0809.7: Egg-Drop Soup
To celebrate the end of classes (and our final puzzle of the year) the physics department is planning to make their famous egg drop soup. To make egg drop soup, you have to break eleven eggs by dropping them from the lowest step between the first and second floors of the Science Center which will cause them to break. If you drop an egg from too low a step, the egg will not break. If you drop an egg from too high a step, the soup will be ruined. There are twenty-one steps.
Here are some more guidelines: If an egg does not break, it can be re-used. If one egg breaks, or fails to break, from a given step, then all the other eggs will do the same. If an egg breaks when dropped from a given step, then all eggs will break when dropped from all higher steps. If an egg does not break when dropped from a given step, then all eggs will not break when dropped from all lower steps.

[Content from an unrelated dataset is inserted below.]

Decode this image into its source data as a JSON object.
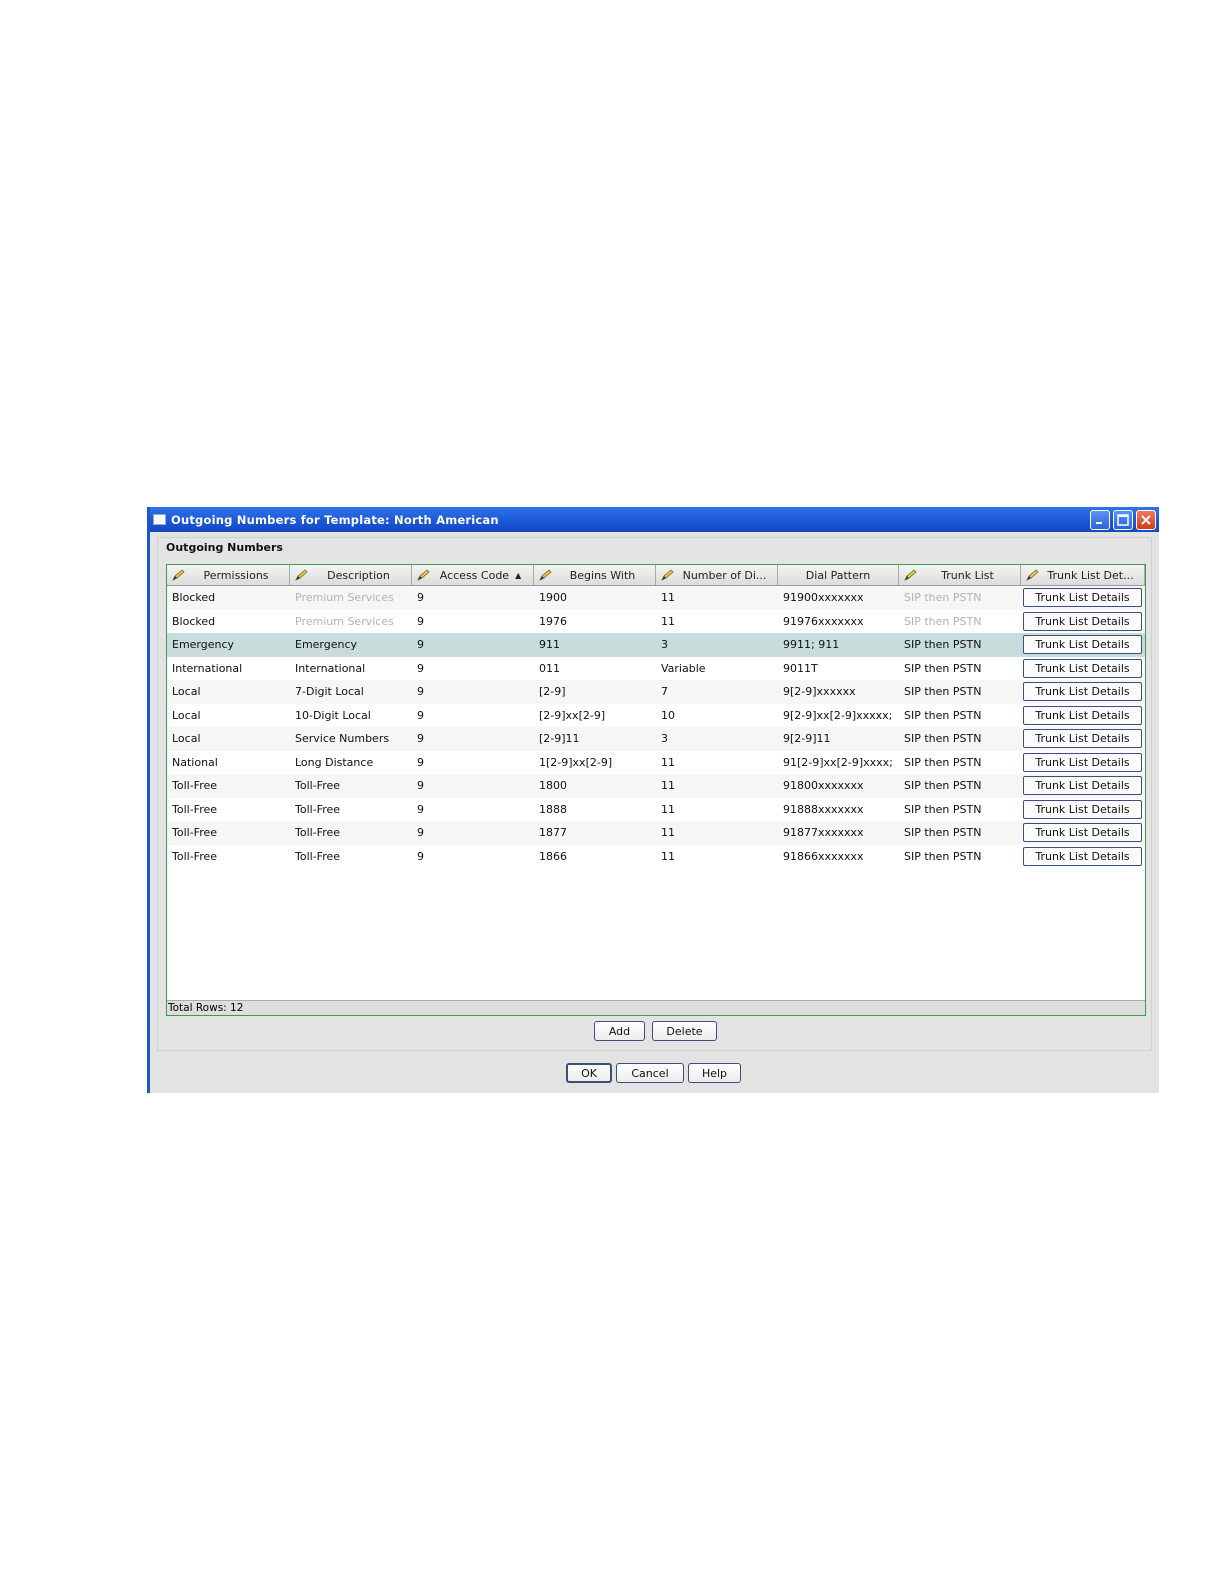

The physicists have a dozen eggs. If they needed the whole dozen for the soup, they would have to start at the first step, dropping an egg at each step until it broke. Once they reached the lowest step at which the egg breaks, they would drop the rest of the dozen, scrape them from the floor, and make the soup. This procedure might require as many as 21 egg drops.
But, they only need eleven eggs.
What is the fewest number of drops that is guaranteed to determine the right height from which to drop eggs, and which will lead to yummy egg-drop soup? Solutions must include an explanation.
Can you generalize the result to n steps?